At home, Lewis keeps tabs on the arachnids outside — where they are, how many eggs they lay. But he squashes the ones that venture indoors, with a pragmatism rooted in his childhood. He and his three siblings grew up on a barley and hay farm in Powell, Wyo., bottle-feeding lambs in the bathroom. Their dad died when Randy was 9. Their mom worked as a nurse, and Randy, the oldest, often shot duck for the dinner table. “We all looked up to him,” says his sister, Cindy Lewis, adding, “We were really careful about eating ducks from Randy. We were always having to spit out the BBs.” Randy’s responsibilities didn’t keep him from chasing after knowledge, however. “I always say, he’s the smartest person I’ve ever known,” Cindy says. Several times.

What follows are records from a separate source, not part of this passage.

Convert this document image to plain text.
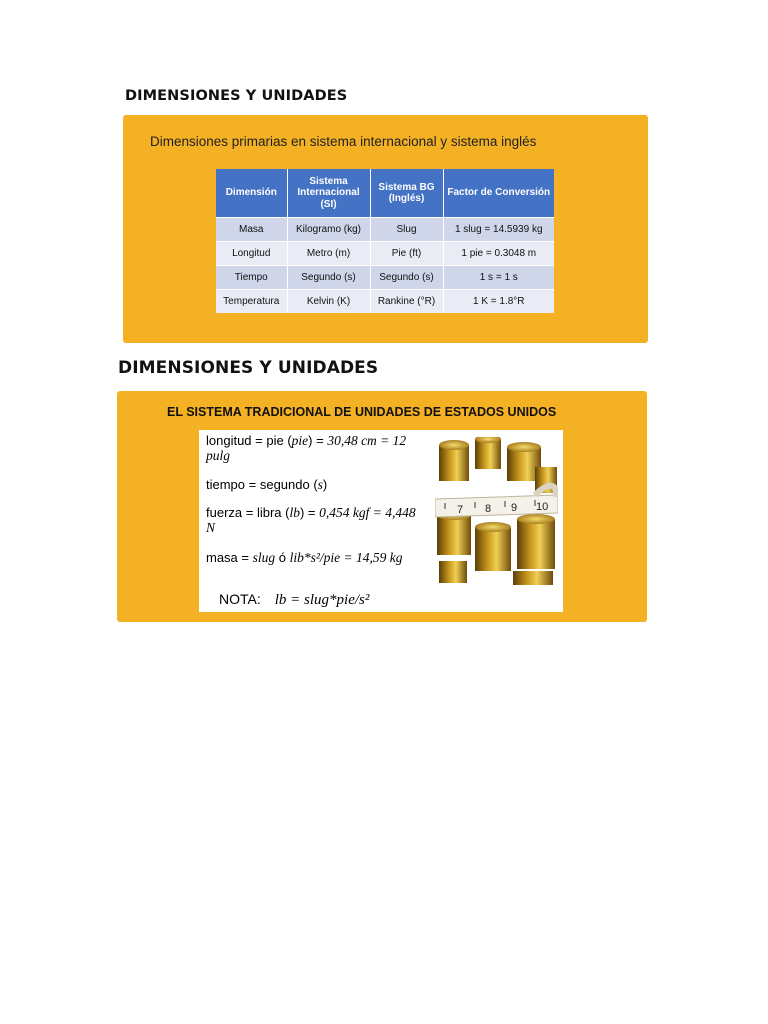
DIMENSIONES Y UNIDADES
Dimensiones primarias en sistema internacional y sistema inglés
Dimensión	Sistema Internacional (SI)	Sistema BG (Inglés)	Factor de Conversión
Masa	Kilogramo (kg)	Slug	1 slug = 14.5939 kg
Longitud	Metro (m)	Pie (ft)	1 pie = 0.3048 m
Tiempo	Segundo (s)	Segundo (s)	1 s = 1 s
Temperatura	Kelvin (K)	Rankine (°R)	1 K = 1.8°R
DIMENSIONES Y UNIDADES
EL SISTEMA TRADICIONAL DE UNIDADES DE ESTADOS UNIDOS
longitud = pie (pie) = 30,48 cm = 12 pulg
tiempo = segundo (s)
fuerza = libra (lb) = 0,454 kgf = 4,448 N
masa = slug ó lib*s²/pie = 14,59 kg
NOTA: lb = slug*pie/s²
7 8 9 10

After graduating from the California Institute of Technology, Lewis received his Ph.D. at the University of California in San Diego. While studying ways to produce silkworm silk from bacteria (something he later concluded wasn’t economically viable), he came across Army reports on spider silk, published in 1968. He was already on the faculty of the University of Wyoming, and he applied for an exploratory grant. Within a year, Lewis had identified one of the two proteins that make up “dragline” silk — the strongest of six varieties of spider silk. When a spider climbs a bedpost, it secretes dragline silk for security. This safety rope, which can support 400,000 pounds per square inch, is still the focus of Lewis’ research.

Over the years, Lewis has decoded five varieties of silk, and is working on the sixth. He’s cloned and sequenced the genes of over 34 species of spider, grown plants that produce spider silk, and is working on consistency in the spinning process. But Lewis also applies his brains to less serious questions. When the Canadian Broadcasting System asked him if Spider-Man’s web-spewing escapades were feasible, Lewis analyzed a scene from the movie. He concluded that Spider-Man could not have consumed enough calories and protein in a 24-hour period to supply as much silk as he used.

Cindy, like her brother, talks at a rapid boil. She says Lewis is “pretty darn amazing. He cooks. He sews.” Lewis once made Cindy a quilt, and has sewed sleeping bags and tents. Perhaps one day he’ll thread his needle, even his fly rod, with spider silk.